Los conocedores de este episodio histórico, ignorado aún por muchos españoles (contrariamente a lo que ocurre en Francia, donde estos días se suceden los actos que recuerdan el acontecimiento, a diferencia del silencio reinante en nuestro país), suelen saber al respecto poco más que la mala acogida procurada por las autoridades galas, que recluyeron a los exiliados en campos de internamiento como el de Argelès-sur-Mer o Barcarès; además de la muerte de Antonio Machado en Collioure, y la de Manuel Azaña en Montauban.

Los campos de internamiento, sin embargo, fueron bastante más numerosos. Estas líneas las escribo precisamente a pocos metros de donde se erigió uno de los más desconocidos, pese a que llegó a albergar a 25.000 exiliados: el campo de Agde. Este fue levantado en marzo de 1939, con el fin, según la versión oficial, de aliviar los saturados campos antes mencionados, situados todos en la Cataluña francesa. Aunque el motivo de su construcción también fue otro: el de llevar a los republicanos españoles de origen catalán a otra región —el Hérault, en este caso— donde no pudieran hablar su lengua materna con la población local que se acercaba a los límites del campo.
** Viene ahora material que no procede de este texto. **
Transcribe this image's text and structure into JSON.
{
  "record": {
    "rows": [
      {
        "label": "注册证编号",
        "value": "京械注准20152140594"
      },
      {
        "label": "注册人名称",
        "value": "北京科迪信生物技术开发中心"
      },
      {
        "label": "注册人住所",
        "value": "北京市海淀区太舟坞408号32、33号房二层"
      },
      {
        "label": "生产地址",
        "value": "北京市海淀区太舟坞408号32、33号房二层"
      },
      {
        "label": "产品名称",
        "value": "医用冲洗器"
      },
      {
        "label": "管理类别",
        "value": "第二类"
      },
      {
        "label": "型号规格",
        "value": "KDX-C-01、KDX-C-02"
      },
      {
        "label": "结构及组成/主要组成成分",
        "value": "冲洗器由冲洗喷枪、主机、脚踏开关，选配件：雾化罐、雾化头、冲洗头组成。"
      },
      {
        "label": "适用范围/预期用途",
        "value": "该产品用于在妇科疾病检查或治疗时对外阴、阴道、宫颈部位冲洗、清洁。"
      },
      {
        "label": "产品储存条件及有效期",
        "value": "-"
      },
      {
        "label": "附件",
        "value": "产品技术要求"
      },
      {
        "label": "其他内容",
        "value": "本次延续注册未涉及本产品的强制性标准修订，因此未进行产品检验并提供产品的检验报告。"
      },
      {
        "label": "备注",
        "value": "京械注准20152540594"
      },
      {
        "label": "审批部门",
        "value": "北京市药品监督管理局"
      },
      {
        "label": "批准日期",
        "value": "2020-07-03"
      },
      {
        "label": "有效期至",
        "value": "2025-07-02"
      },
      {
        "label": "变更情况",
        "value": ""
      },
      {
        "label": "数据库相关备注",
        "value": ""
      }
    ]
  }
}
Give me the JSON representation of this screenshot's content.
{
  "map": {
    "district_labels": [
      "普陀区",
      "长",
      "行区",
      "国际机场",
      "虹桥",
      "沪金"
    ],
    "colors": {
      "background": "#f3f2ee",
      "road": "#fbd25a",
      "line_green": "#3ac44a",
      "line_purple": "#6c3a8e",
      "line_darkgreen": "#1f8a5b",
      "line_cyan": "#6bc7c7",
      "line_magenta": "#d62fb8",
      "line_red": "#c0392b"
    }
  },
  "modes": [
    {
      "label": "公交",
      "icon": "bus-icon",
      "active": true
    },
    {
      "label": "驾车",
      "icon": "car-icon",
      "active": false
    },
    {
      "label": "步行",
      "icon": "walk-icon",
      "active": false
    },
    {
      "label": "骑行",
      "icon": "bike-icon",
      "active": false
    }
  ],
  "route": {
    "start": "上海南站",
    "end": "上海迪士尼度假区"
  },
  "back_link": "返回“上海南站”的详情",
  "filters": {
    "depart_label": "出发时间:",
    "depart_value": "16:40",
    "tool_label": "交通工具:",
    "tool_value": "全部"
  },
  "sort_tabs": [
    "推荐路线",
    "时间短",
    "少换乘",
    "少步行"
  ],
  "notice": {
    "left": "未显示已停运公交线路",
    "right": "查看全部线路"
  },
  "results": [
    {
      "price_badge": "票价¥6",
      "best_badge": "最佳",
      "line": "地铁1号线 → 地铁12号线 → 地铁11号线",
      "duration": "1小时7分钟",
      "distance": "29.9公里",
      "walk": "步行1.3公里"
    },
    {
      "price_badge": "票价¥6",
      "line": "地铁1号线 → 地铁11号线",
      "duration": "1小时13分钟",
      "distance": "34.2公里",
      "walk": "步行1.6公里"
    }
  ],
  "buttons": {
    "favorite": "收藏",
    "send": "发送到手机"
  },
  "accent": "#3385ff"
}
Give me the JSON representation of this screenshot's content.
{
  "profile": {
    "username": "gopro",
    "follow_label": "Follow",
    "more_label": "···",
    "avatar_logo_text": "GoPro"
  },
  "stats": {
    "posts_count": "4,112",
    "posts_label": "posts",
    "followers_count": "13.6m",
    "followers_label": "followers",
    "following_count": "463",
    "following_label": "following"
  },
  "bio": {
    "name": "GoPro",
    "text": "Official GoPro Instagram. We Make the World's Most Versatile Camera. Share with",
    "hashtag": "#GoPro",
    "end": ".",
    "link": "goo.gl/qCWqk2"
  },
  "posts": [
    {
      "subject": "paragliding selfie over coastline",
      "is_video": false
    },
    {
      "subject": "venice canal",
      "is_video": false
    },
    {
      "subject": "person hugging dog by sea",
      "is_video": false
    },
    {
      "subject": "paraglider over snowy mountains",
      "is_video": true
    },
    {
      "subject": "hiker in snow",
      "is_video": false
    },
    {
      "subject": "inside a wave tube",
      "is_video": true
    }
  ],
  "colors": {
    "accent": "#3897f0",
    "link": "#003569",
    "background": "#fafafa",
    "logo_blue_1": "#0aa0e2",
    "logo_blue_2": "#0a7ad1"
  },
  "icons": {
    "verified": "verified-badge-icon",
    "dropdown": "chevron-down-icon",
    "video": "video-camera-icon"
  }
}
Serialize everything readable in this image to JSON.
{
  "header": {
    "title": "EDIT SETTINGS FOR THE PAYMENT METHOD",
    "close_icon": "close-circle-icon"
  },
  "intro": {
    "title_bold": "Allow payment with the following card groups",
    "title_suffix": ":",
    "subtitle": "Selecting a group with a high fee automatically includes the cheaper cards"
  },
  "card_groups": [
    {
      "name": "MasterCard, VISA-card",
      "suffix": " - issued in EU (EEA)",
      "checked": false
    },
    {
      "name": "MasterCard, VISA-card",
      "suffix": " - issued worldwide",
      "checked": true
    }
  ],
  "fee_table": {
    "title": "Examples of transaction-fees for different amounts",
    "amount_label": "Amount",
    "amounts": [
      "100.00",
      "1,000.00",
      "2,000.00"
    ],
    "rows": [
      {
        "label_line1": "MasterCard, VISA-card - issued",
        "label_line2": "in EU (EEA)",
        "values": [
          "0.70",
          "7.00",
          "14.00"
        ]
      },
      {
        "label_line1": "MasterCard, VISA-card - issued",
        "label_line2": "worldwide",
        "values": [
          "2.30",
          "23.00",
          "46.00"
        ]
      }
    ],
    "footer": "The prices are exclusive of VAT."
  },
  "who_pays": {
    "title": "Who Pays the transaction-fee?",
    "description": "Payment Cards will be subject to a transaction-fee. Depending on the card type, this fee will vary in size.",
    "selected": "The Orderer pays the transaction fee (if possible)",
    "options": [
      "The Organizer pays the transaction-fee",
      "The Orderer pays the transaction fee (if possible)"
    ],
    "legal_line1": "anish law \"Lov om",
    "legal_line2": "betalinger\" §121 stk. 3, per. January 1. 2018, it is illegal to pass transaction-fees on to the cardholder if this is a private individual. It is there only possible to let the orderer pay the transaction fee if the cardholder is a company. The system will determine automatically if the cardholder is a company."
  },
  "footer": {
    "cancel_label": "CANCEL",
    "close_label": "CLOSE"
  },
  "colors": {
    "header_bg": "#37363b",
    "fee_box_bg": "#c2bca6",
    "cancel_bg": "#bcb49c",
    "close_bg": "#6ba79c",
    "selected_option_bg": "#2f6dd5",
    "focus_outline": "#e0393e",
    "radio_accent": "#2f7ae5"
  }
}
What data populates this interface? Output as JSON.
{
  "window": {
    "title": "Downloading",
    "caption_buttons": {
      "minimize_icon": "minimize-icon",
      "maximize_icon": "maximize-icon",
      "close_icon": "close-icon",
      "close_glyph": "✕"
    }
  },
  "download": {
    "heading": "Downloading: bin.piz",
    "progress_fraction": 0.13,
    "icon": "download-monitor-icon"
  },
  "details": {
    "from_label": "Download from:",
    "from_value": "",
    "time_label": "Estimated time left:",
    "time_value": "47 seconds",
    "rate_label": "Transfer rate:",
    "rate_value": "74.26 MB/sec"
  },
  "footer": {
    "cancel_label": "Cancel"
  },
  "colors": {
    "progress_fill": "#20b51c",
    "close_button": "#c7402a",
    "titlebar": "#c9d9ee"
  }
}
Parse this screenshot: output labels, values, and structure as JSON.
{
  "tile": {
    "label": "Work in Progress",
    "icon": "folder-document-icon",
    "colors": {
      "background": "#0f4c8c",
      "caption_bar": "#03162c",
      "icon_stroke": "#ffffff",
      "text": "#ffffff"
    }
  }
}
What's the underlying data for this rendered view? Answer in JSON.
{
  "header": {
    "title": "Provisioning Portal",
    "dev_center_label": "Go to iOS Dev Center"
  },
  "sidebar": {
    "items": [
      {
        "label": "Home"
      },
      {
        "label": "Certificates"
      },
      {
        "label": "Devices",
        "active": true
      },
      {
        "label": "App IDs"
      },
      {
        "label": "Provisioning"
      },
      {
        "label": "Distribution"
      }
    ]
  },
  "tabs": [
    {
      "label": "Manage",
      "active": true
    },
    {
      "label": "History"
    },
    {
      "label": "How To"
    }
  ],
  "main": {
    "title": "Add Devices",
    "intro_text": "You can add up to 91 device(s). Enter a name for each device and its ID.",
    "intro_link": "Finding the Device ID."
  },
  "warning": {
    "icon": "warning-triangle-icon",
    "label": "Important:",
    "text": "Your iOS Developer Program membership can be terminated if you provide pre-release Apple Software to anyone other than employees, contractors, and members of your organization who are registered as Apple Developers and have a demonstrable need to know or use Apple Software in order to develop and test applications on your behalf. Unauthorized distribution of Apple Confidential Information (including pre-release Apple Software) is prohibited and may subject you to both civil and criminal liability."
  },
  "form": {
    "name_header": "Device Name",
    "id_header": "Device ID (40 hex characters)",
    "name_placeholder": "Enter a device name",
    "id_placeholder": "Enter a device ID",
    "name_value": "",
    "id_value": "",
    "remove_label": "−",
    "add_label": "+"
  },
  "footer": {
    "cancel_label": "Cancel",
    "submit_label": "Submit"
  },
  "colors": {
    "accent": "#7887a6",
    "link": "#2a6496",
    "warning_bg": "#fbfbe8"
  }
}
De ahí que se conociese como «El campo de los catalanes».

El campo de Agde no se diferenciaba mucho de los demás: construido sobre un descampado cerca de la costa, sufría el gélido Mistral y la Tramontana que soplaba desde el Mediterráneo; los barracones atestados eran un foco de insalubridad; la comida y el agua escaseaban; y no pocos internos murieron entre los meses de marzo y septiembre de 1939, cuando los republicanos se marcharon para dejar sitio a los soldados checos movilizados en Francia a principios de la 2ª Guerra Mundial.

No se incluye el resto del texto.